Regulasi Sudah Ada, Tetapi Tantangan Tetap Besar
KUHP Pasal 302 secara umum mengatur larangan perbuatan menyakiti atau melukai hewan. Sementara itu, KUHP Pasal 337 dalam KUHP terbaru memberikan dasar hukum yang lebih spesifik terkait penganiayaan terhadap hewan, termasuk ancaman pidana penjara dan denda.
Di sisi lain, UU No. 18 Tahun 2009 menegaskan pentingnya kesejahteraan hewan dalam konteks yang lebih luas, mencakup pemeliharaan, pengangkutan, hingga perlakuan terhadap hewan. Secara normatif, aturan-aturan ini seharusnya mampu memberikan perlindungan hukum yang memadai.
Namun dalam praktiknya, masih banyak kasus kekerasan terhadap hewan yang tidak ditindaklanjuti secara serius. Tidak sedikit laporan masyarakat yang berakhir tanpa kejelasan, atau proses hukum yang berjalan lambat dan tidak konsisten.
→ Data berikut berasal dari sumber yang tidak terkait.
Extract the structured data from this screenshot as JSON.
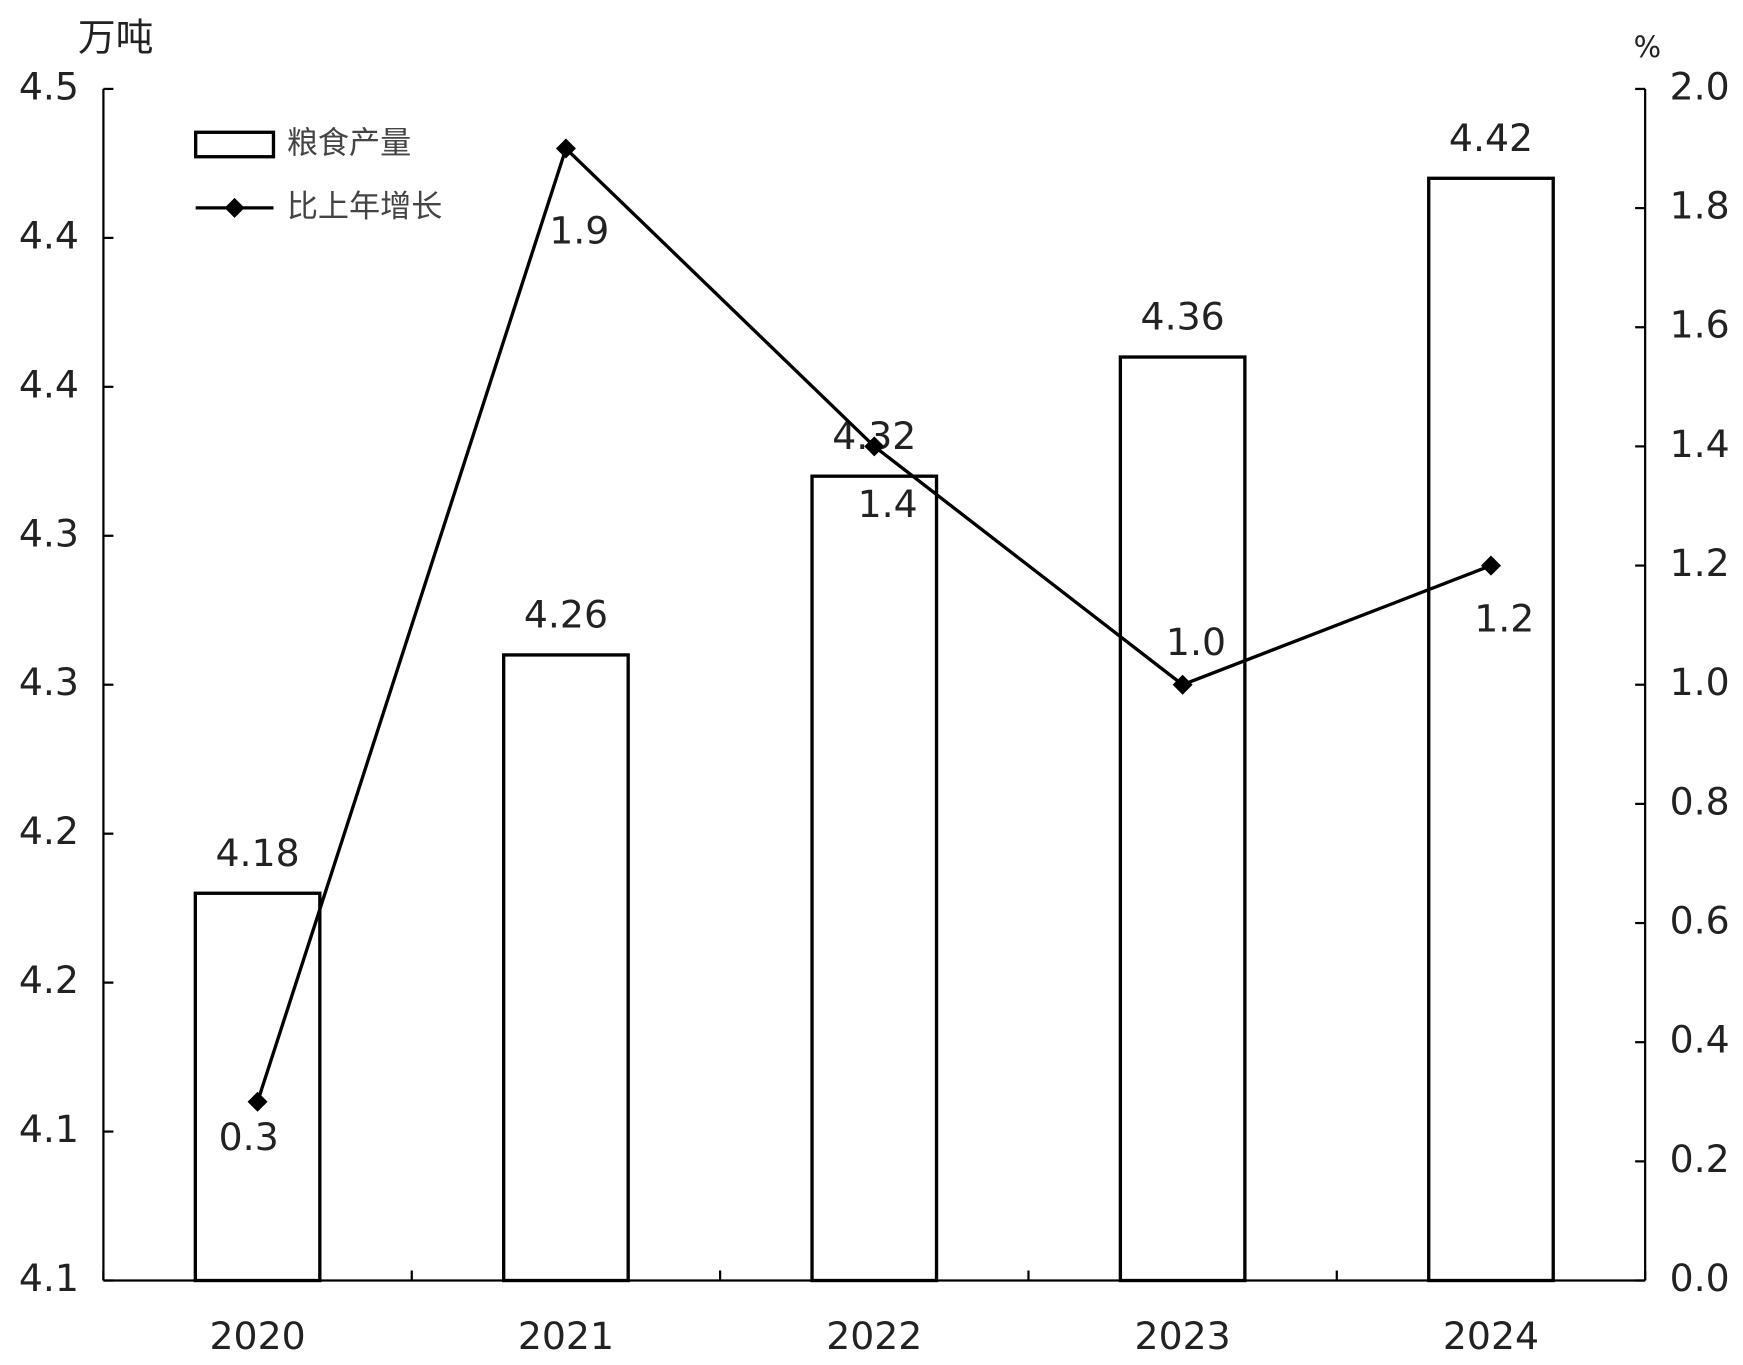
{
  "chart_data": {
    "type": "bar",
    "y_unit": "万吨",
    "y2_unit": "%",
    "categories": [
      "2020",
      "2021",
      "2022",
      "2023",
      "2024"
    ],
    "series": [
      {
        "name": "粮食产量",
        "type": "bar",
        "color": "#ffffff",
        "values": [
          4.18,
          4.26,
          4.32,
          4.36,
          4.42
        ]
      },
      {
        "name": "比上年增长",
        "type": "line",
        "axis": "y2",
        "color": "#000000",
        "values": [
          0.3,
          1.9,
          1.4,
          1.0,
          1.2
        ],
        "value_labels": [
          "0.3",
          "1.9",
          "1.4",
          "1.0",
          "1.2"
        ]
      }
    ],
    "ylim": [
      4.05,
      4.45
    ],
    "yticks": [
      {
        "value": 4.05,
        "label": "4.1"
      },
      {
        "value": 4.1,
        "label": "4.1"
      },
      {
        "value": 4.15,
        "label": "4.2"
      },
      {
        "value": 4.2,
        "label": "4.2"
      },
      {
        "value": 4.25,
        "label": "4.3"
      },
      {
        "value": 4.3,
        "label": "4.3"
      },
      {
        "value": 4.35,
        "label": "4.4"
      },
      {
        "value": 4.4,
        "label": "4.4"
      },
      {
        "value": 4.45,
        "label": "4.5"
      }
    ],
    "y2lim": [
      0,
      2
    ],
    "y2ticks": [
      {
        "value": 0,
        "label": "0.0"
      },
      0.2,
      0.4,
      0.6,
      0.8,
      {
        "value": 1,
        "label": "1.0"
      },
      1.2,
      1.4,
      1.6,
      1.8,
      {
        "value": 2,
        "label": "2.0"
      }
    ],
    "grid": false,
    "legend": "upper left"
  }
}
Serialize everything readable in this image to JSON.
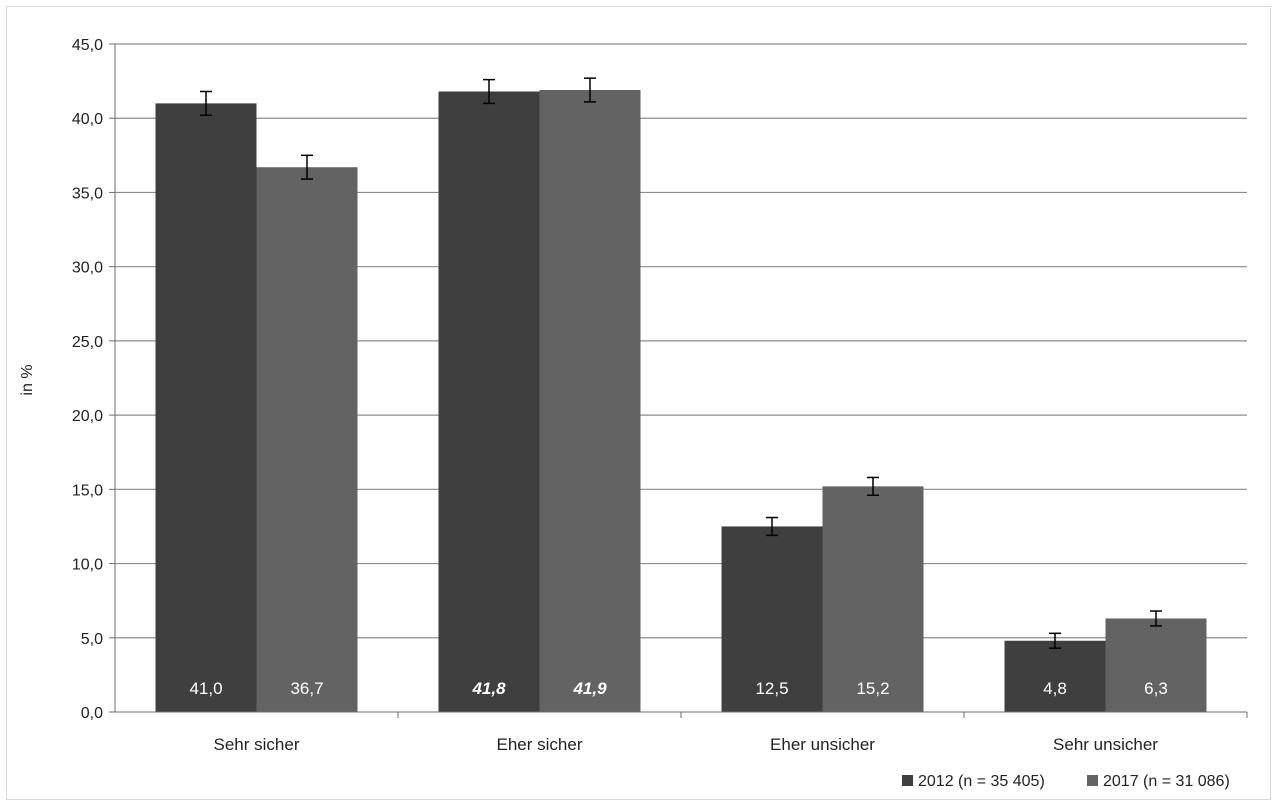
{
  "chart_data": {
    "type": "bar",
    "categories": [
      "Sehr sicher",
      "Eher sicher",
      "Eher unsicher",
      "Sehr unsicher"
    ],
    "ylabel": "in %",
    "xlabel": "",
    "title": "",
    "ylim": [
      0,
      45
    ],
    "yticks": [
      "0,0",
      "5,0",
      "10,0",
      "15,0",
      "20,0",
      "25,0",
      "30,0",
      "35,0",
      "40,0",
      "45,0"
    ],
    "ytick_values": [
      0,
      5,
      10,
      15,
      20,
      25,
      30,
      35,
      40,
      45
    ],
    "grid": true,
    "legend_position": "bottom-right",
    "series": [
      {
        "name": "2012 (n = 35 405)",
        "color": "#3f3f3f",
        "values": [
          41.0,
          41.8,
          12.5,
          4.8
        ],
        "labels": [
          "41,0",
          "41,8",
          "12,5",
          "4,8"
        ],
        "label_italic": [
          false,
          true,
          false,
          false
        ],
        "error": [
          0.8,
          0.8,
          0.6,
          0.5
        ]
      },
      {
        "name": "2017 (n = 31 086)",
        "color": "#636363",
        "values": [
          36.7,
          41.9,
          15.2,
          6.3
        ],
        "labels": [
          "36,7",
          "41,9",
          "15,2",
          "6,3"
        ],
        "label_italic": [
          false,
          true,
          false,
          false
        ],
        "error": [
          0.8,
          0.8,
          0.6,
          0.5
        ]
      }
    ]
  }
}
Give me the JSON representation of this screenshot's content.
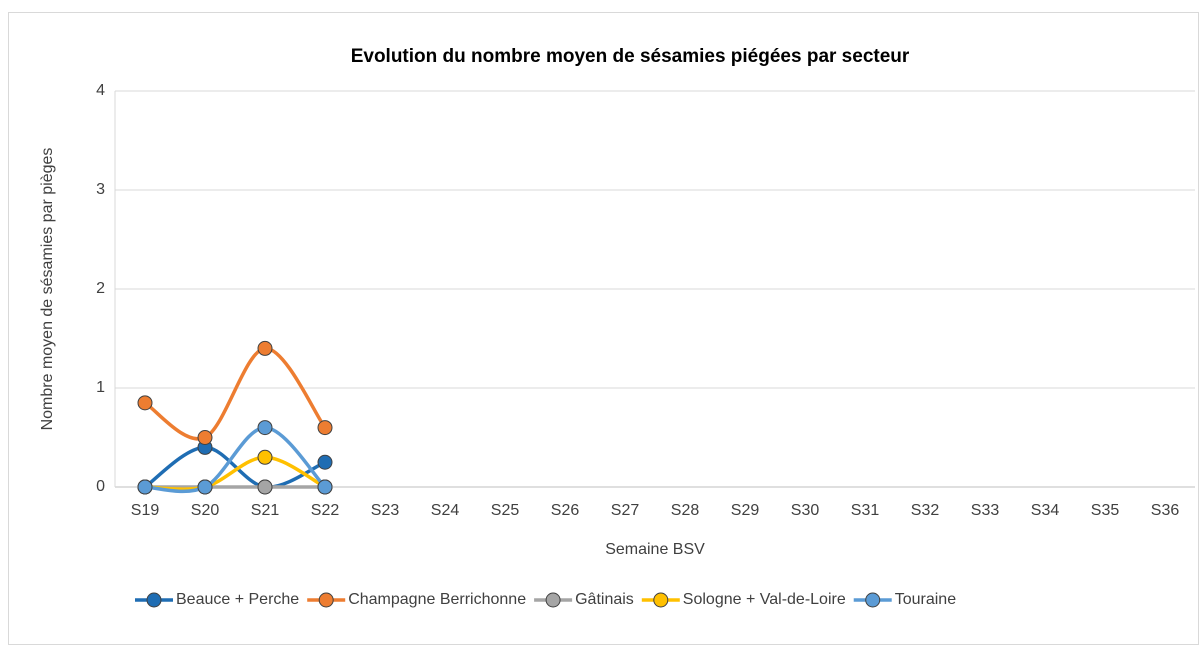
{
  "chart_data": {
    "type": "line",
    "title": "Evolution du nombre moyen de sésamies piégées par secteur",
    "x_label": "Semaine BSV",
    "y_label": "Nombre moyen de sésamies par pièges",
    "categories": [
      "S19",
      "S20",
      "S21",
      "S22",
      "S23",
      "S24",
      "S25",
      "S26",
      "S27",
      "S28",
      "S29",
      "S30",
      "S31",
      "S32",
      "S33",
      "S34",
      "S35",
      "S36"
    ],
    "series": [
      {
        "name": "Beauce + Perche",
        "color": "#1f6db3",
        "values": [
          0,
          0.4,
          0,
          0.25,
          null,
          null,
          null,
          null,
          null,
          null,
          null,
          null,
          null,
          null,
          null,
          null,
          null,
          null
        ]
      },
      {
        "name": "Champagne Berrichonne",
        "color": "#ed7d31",
        "values": [
          0.85,
          0.5,
          1.4,
          0.6,
          null,
          null,
          null,
          null,
          null,
          null,
          null,
          null,
          null,
          null,
          null,
          null,
          null,
          null
        ]
      },
      {
        "name": "Gâtinais",
        "color": "#a5a5a5",
        "values": [
          0,
          0,
          0,
          0,
          null,
          null,
          null,
          null,
          null,
          null,
          null,
          null,
          null,
          null,
          null,
          null,
          null,
          null
        ]
      },
      {
        "name": "Sologne + Val-de-Loire",
        "color": "#ffc000",
        "values": [
          0,
          0,
          0.3,
          0,
          null,
          null,
          null,
          null,
          null,
          null,
          null,
          null,
          null,
          null,
          null,
          null,
          null,
          null
        ]
      },
      {
        "name": "Touraine",
        "color": "#5b9bd5",
        "values": [
          0,
          0,
          0.6,
          0,
          null,
          null,
          null,
          null,
          null,
          null,
          null,
          null,
          null,
          null,
          null,
          null,
          null,
          null
        ]
      }
    ],
    "ylim": [
      0,
      4
    ],
    "yticks": [
      0,
      1,
      2,
      3,
      4
    ],
    "grid": true,
    "smooth": true,
    "markers": true,
    "legend": "bottom"
  }
}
Mengapa Banyak Kasus Tidak Berlanjut?
Beberapa faktor sering kali menjadi hambatan dalam penegakan hukum terkait kekerasan terhadap hewan. Salah satunya adalah minimnya pemahaman masyarakat mengenai mekanisme pelaporan dan dasar hukum yang berlaku. Banyak orang tidak mengetahui bahwa tindakan kekerasan terhadap hewan merupakan pelanggaran hukum yang dapat diproses secara pidana.
Selain itu, perbedaan interpretasi hukum dan prioritas penegakan di berbagai daerah juga berkontribusi terhadap inkonsistensi penanganan kasus. Dalam beberapa situasi, kasus kekerasan terhadap hewan dianggap sebagai persoalan sepele atau kurang mendesak dibandingkan tindak pidana lain.
Padahal, berbagai studi dan pengalaman internasional menunjukkan bahwa kekerasan terhadap hewan sering kali berkaitan dengan persoalan sosial yang lebih luas, termasuk empati, kekerasan, dan etika bermasyarakat.
Perlindungan Hewan sebagai Cerminan Peradaban
Di banyak negara, kepedulian terhadap hewan telah menjadi bagian dari budaya, kebijakan publik, dan citra nasional. Perlindungan hewan dipandang sebagai indikator kemajuan peradaban, bukan sekadar isu aktivisme.
Indonesia, sebagai negara dengan kekayaan biodiversitas tinggi dan nilai-nilai budaya yang menjunjung kepedulian, seharusnya mampu mengambil peran serupa. Perlindungan hewan bukan hanya tentang satwa, tetapi tentang bagaimana sebuah masyarakat memaknai keadilan dan tanggung jawab moral.
Saatnya Bergerak dari Simpati ke Aksi
Kesadaran publik merupakan kunci utama perubahan. Edukasi mengenai regulasi yang ada, mekanisme pelaporan, serta pentingnya kesejahteraan hewan perlu terus diperkuat. Di saat yang sama, penegakan hukum yang konsisten menjadi elemen krusial dalam menciptakan efek jera dan kepastian hukum.
Sudah saatnya masyarakat tidak hanya bersimpati terhadap kasus kekerasan terhadap hewan, tetapi juga berani bertindak, bersuara, dan menuntut keadilan. Karena perlindungan hewan pada akhirnya adalah bagian dari perlindungan nilai kemanusiaan itu sendiri.